ジュリアン・レノンの新曲。待望。内省的な感触のある『Photograph Smile』(1998)が余りに素晴らしい作品で、長らく聴き込んで来たけれど、新作は音沙汰無いまま10年以上が過ぎ。前作にも同名異曲”Don’t Let Me Down”があったり、冒頭曲がバッドフィンガーと同名異曲な”Day After Day”だったり、いつでもジョン・レノン及びビートルズを利用してる、みたいな悪意を持った批評もなされることがあるようだけれど、ジョンの先妻シンシアとジョンの間のれっきとした子供で、ジョンがシンシアの元を去った後、ポールに”Hey Jude”と慰められたその人なのだから、運命からは逃れられないんだと思う。しかも、何の因果かミュージシャンになり、ショーン以上に顔や声まで似ていると言うんだから…

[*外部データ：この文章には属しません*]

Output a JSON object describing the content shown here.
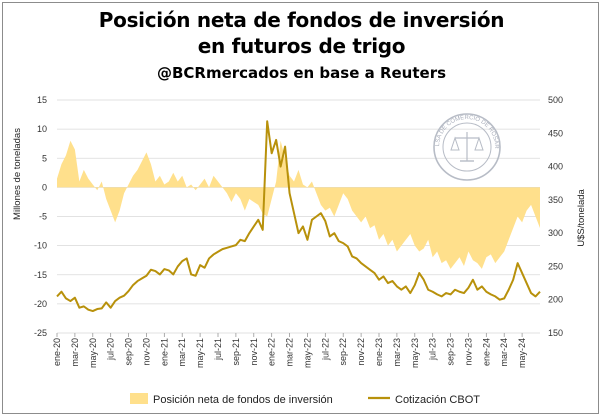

で、本作もまたジョン絡みか、と怒られそうな作”Lucy”。内ジャケの”The Story Of Lucyを読んでみると、もちろんコレ、あの名曲”Lucy In The Sky With Diamonds”と関係している。ジュリアンが小さい頃に学校のルーシーという女の子の絵を描き、ジョンが「何の絵だい?」と尋ねた所、”Lucy In The Sky With Diamonds”と答えたと言う有名なエピソード。その絵もブックレットに挟み込まれていて。


その後、ジュリアンが大人になって、そのルーシーと久々に連絡を取ろうと考えたようなのだが、なんと彼女、LUPUS(狼瘡)という病に侵されていた…


そして遂にこの時が訪れる。それはジュリアンがジェイムス・スコット・クックと皮肉にも”Lucy”という曲をレコーディングしている時だった。ルーシーの死を知らされるのだ。


詩を書き換えた二人は、デュエットで楽曲をレコーディングし、Lupus研究のチャリティに当てようと考えた。それが本盤。しかししかし、驚くべきは、ジェイムスの祖母もLupusに侵されていて、名前がルーシーだったというのだから…なんと言う偶然だろう。


このEPは”Lucy”のスタジオ・ヴァージョンとアクースティック・ヴァージョンがそれぞれ収録されている。病を吹き飛ばすような明るくポップな仕上がり(でも切なさを感じさせるのはジョン直系のジュリアンの声)になっている。


さらにジェイムスとジュリアンの新曲が1曲ずつ。(”Sober”と”Beautiful”)ジェイムスの”Sober”はメロディアスなポップ・ロックな仕上がりで悪くは無いが凡庸。ジュリアンの方はピアノ主体のかみしめるバラードでこちらがヤハリ良かった。フルアルバムの新作が楽しみだ。